If we want to plan for our future, we need to have some safety protocols in place like a “break glass in case of emergency” but how do we do this?

The best way to plan for something like this is to have some money stored away. We can use that stored money in the event that we lose our jobs or our business. You also need to think about a possible recession, similar to America in 2009. To avoid both of these happening, we suggest investing to cryptocurrency.

Quick Guide for Crypto Investments

Cryptocurrency is meant to a decentralized currency, so it won't drop in value if our economy does suffer a blow (unless it was a stablecoin like Tether which is linked to the US dollar).

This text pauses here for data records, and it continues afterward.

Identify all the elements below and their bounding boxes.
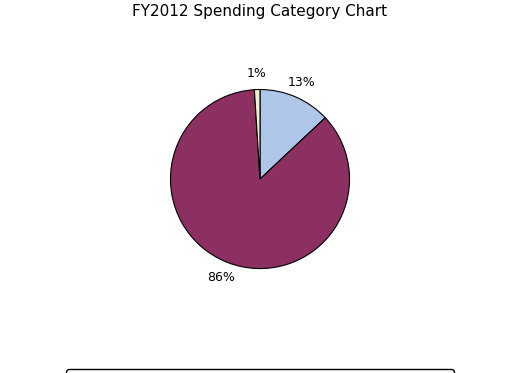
Legend: Wages & Salaries, Employee Benefits, Operating Expenses: Wages & Salaries, Employee Benefits, Ope… [67, 369, 453, 373]
Text: 86%: 86% [207, 271, 235, 284]
Text: 13%: 13% [288, 76, 316, 89]
Wedge shape [260, 90, 325, 179]
Wedge shape [254, 90, 260, 179]
Title: FY2012 Spending Category Chart: FY2012 Spending Category Chart [133, 4, 387, 19]
Wedge shape [171, 90, 349, 269]
Text: 1%: 1% [247, 67, 267, 80]
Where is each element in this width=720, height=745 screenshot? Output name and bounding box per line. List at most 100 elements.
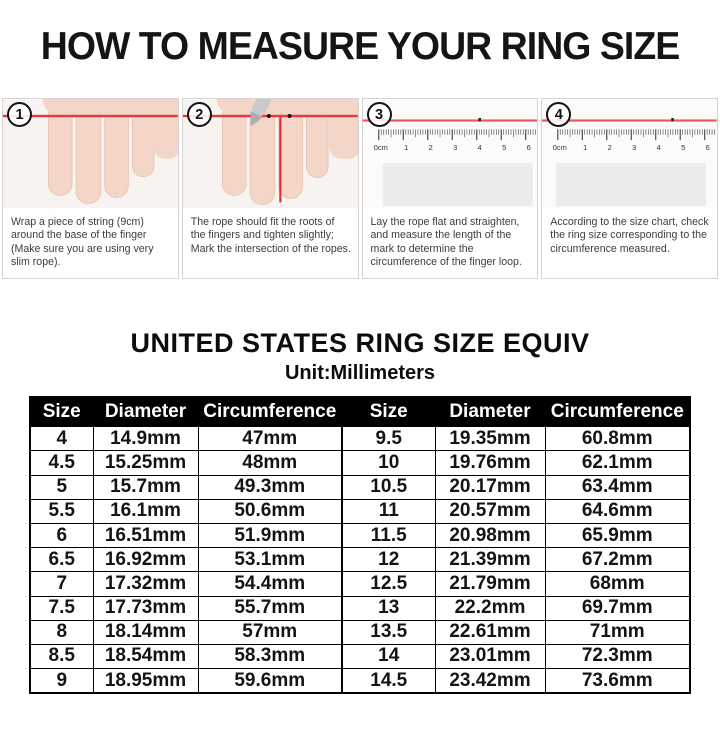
string-mark-dot: [266, 114, 271, 118]
step-1-photo: 1: [3, 99, 178, 209]
column-header: Diameter: [92, 396, 199, 428]
circumference-cell: 55.7mm: [197, 595, 343, 621]
step-3-number-badge: 3: [366, 102, 392, 127]
size-cell: 5.5: [29, 498, 94, 524]
diameter-cell: 22.2mm: [434, 595, 546, 621]
string-mark: [671, 117, 675, 122]
size-cell: 12: [341, 547, 436, 573]
string-loop-tail: [279, 115, 282, 203]
marker-pen-shape: [250, 99, 283, 127]
circumference-cell: 59.6mm: [197, 668, 343, 694]
circumference-cell: 49.3mm: [197, 474, 343, 500]
circumference-cell: 54.4mm: [197, 571, 343, 597]
diameter-cell: 17.32mm: [92, 571, 199, 597]
circumference-cell: 47mm: [197, 426, 343, 452]
size-chart-unit-label: Unit:Millimeters: [284, 362, 436, 385]
step-2-photo: 2: [182, 99, 358, 209]
column-header: Circumference: [197, 396, 343, 428]
ruler-size-check-image: 0cm 1 2 3 4 5 6: [542, 99, 717, 209]
string-mark-dot: [287, 114, 292, 118]
step-4-caption: According to the size chart, check the r…: [550, 216, 709, 255]
svg-text:0cm: 0cm: [373, 143, 387, 152]
table-row: 8 18.14mm 57mm 13.5 22.61mm 71mm: [29, 619, 691, 645]
circumference-cell: 68mm: [544, 571, 691, 597]
size-cell: 6.5: [29, 547, 94, 573]
table-row: 6 16.51mm 51.9mm 11.5 20.98mm 65.9mm: [29, 522, 691, 549]
diameter-cell: 16.92mm: [92, 547, 199, 573]
svg-text:6: 6: [706, 143, 710, 152]
diameter-cell: 20.17mm: [434, 474, 546, 500]
size-cell: 7.5: [29, 595, 94, 621]
step-2-caption: The rope should fit the roots of the fin…: [190, 216, 351, 255]
table-row: 9 18.95mm 59.6mm 14.5 23.42mm 73.6mm: [29, 668, 691, 694]
circumference-cell: 50.6mm: [197, 498, 343, 524]
ring-size-infographic: HOW TO MEASURE YOUR RING SIZE 1 Wrap a p…: [0, 25, 720, 745]
circumference-cell: 67.2mm: [544, 547, 691, 573]
step-panel-2: 2 The rope should fit the roots of the f…: [181, 98, 359, 280]
red-string-line: [362, 119, 538, 122]
diameter-cell: 18.54mm: [92, 643, 199, 670]
page-title: HOW TO MEASURE YOUR RING SIZE: [40, 25, 680, 68]
table-row: 7 17.32mm 54.4mm 12.5 21.79mm 68mm: [29, 571, 691, 597]
size-cell: 8: [29, 619, 94, 645]
diameter-cell: 18.95mm: [92, 668, 199, 694]
column-header: Size: [341, 396, 436, 428]
column-header: Size: [29, 396, 94, 428]
diameter-cell: 22.61mm: [434, 619, 546, 645]
ring-size-table-header: Size Diameter Circumference Size Diameter Cir…: [29, 396, 691, 428]
circumference-cell: 64.6mm: [544, 498, 691, 524]
size-cell: 9: [29, 668, 94, 694]
svg-text:1: 1: [404, 143, 408, 152]
circumference-cell: 72.3mm: [544, 643, 691, 670]
svg-text:3: 3: [632, 143, 636, 152]
red-string-line: [3, 114, 178, 118]
ruler-scale: 0cm 1 2 3 4 5 6: [553, 129, 716, 152]
step-panel-1: 1 Wrap a piece of string (9cm) around th…: [2, 98, 179, 280]
diameter-cell: 20.57mm: [434, 498, 546, 524]
step-2-number-badge: 2: [186, 102, 212, 127]
step-4-number-badge: 4: [546, 102, 572, 127]
size-cell: 5: [29, 474, 94, 500]
column-header: Circumference: [544, 396, 691, 428]
step-panel-4: 0cm 1 2 3 4 5 6 4 According to the size chart,…: [541, 98, 718, 280]
size-cell: 7: [29, 571, 94, 597]
table-row: 4.5 15.25mm 48mm 10 19.76mm 62.1mm: [29, 450, 691, 476]
diameter-cell: 23.01mm: [434, 643, 546, 670]
size-cell: 14: [341, 643, 436, 670]
table-row: 5.5 16.1mm 50.6mm 11 20.57mm 64.6mm: [29, 498, 691, 524]
step-1-caption: Wrap a piece of string (9cm) around the …: [11, 216, 154, 268]
svg-text:4: 4: [657, 143, 661, 152]
diameter-cell: 23.42mm: [434, 668, 546, 694]
diameter-cell: 16.51mm: [92, 522, 199, 549]
step-3-photo: 0cm 1 2 3 4 5 6 3: [362, 99, 538, 209]
svg-text:2: 2: [428, 143, 432, 152]
step-3-caption: Lay the rope flat and straighten, and me…: [370, 216, 522, 268]
size-cell: 4: [29, 426, 94, 452]
diameter-cell: 19.76mm: [434, 450, 546, 476]
size-cell: 10: [341, 450, 436, 476]
diameter-cell: 15.7mm: [92, 474, 199, 500]
diameter-cell: 17.73mm: [92, 595, 199, 621]
diameter-cell: 21.39mm: [434, 547, 546, 573]
diameter-cell: 16.1mm: [92, 498, 199, 524]
circumference-cell: 53.1mm: [197, 547, 343, 573]
svg-text:3: 3: [453, 143, 457, 152]
diameter-cell: 19.35mm: [434, 426, 546, 452]
circumference-cell: 60.8mm: [544, 426, 691, 452]
diameter-cell: 20.98mm: [434, 522, 546, 549]
circumference-cell: 63.4mm: [544, 474, 691, 500]
table-row: 6.5 16.92mm 53.1mm 12 21.39mm 67.2mm: [29, 547, 691, 573]
header-row: Size Diameter Circumference Size Diameter Cir…: [29, 396, 691, 428]
svg-text:6: 6: [526, 143, 530, 152]
size-cell: 8.5: [29, 643, 94, 670]
size-cell: 11.5: [341, 522, 436, 549]
ring-size-table-body: 4 14.9mm 47mm 9.5 19.35mm 60.8mm 4.5 15.25mm 48m…: [29, 426, 691, 694]
circumference-cell: 62.1mm: [544, 450, 691, 476]
circumference-cell: 71mm: [544, 619, 691, 645]
circumference-cell: 51.9mm: [197, 522, 343, 549]
column-header: Diameter: [434, 396, 546, 428]
diameter-cell: 21.79mm: [434, 571, 546, 597]
table-row: 8.5 18.54mm 58.3mm 14 23.01mm 72.3mm: [29, 643, 691, 670]
size-cell: 4.5: [29, 450, 94, 476]
circumference-cell: 69.7mm: [544, 595, 691, 621]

If you are new to the world of cryptocurrency investments, then here is a quick guide to get you started.

What you need

1. A wallet

A wallet is a piece of software that you use to store any cryptocurrency you buy.

2. A computer or phone

You can use websites or "exchanges" to buy your crypto, or you can use phone apps that can be downloaded from the Google Play Store for Android and App Store for iPhone.

3. Knowledge of cryptocurrency 

You need to educate yourself about cryptocurrency, which will help you decide when is the best time to buy and sell your crypto to maximize your profit.

Once you have these, you are ready to go.

Cryptocurrency is just like any other investment and may take some time to see any kind of profit. So, it's perfect for someone who works long hours and wants to invest but doesn't have time to be fully get involved. Investing on something that isn't physical requires almost zero maintenance.  Unlike if you invested in a piece of property, the situation would be a complete opposite.

Keep in mind though that while some people have made decent money from trading cryptocurrency, and equal amount have lost money due to investing in the wrong crypto at the wrong time. Our advice is to read up on these disaster stories and learn from their mistakes. Use their experience as a road map to avoid any of the pitfalls they fell into.

The last thing you need to do is make sure you track your cryptocurrencies price daily as they tend to change quite rapidly.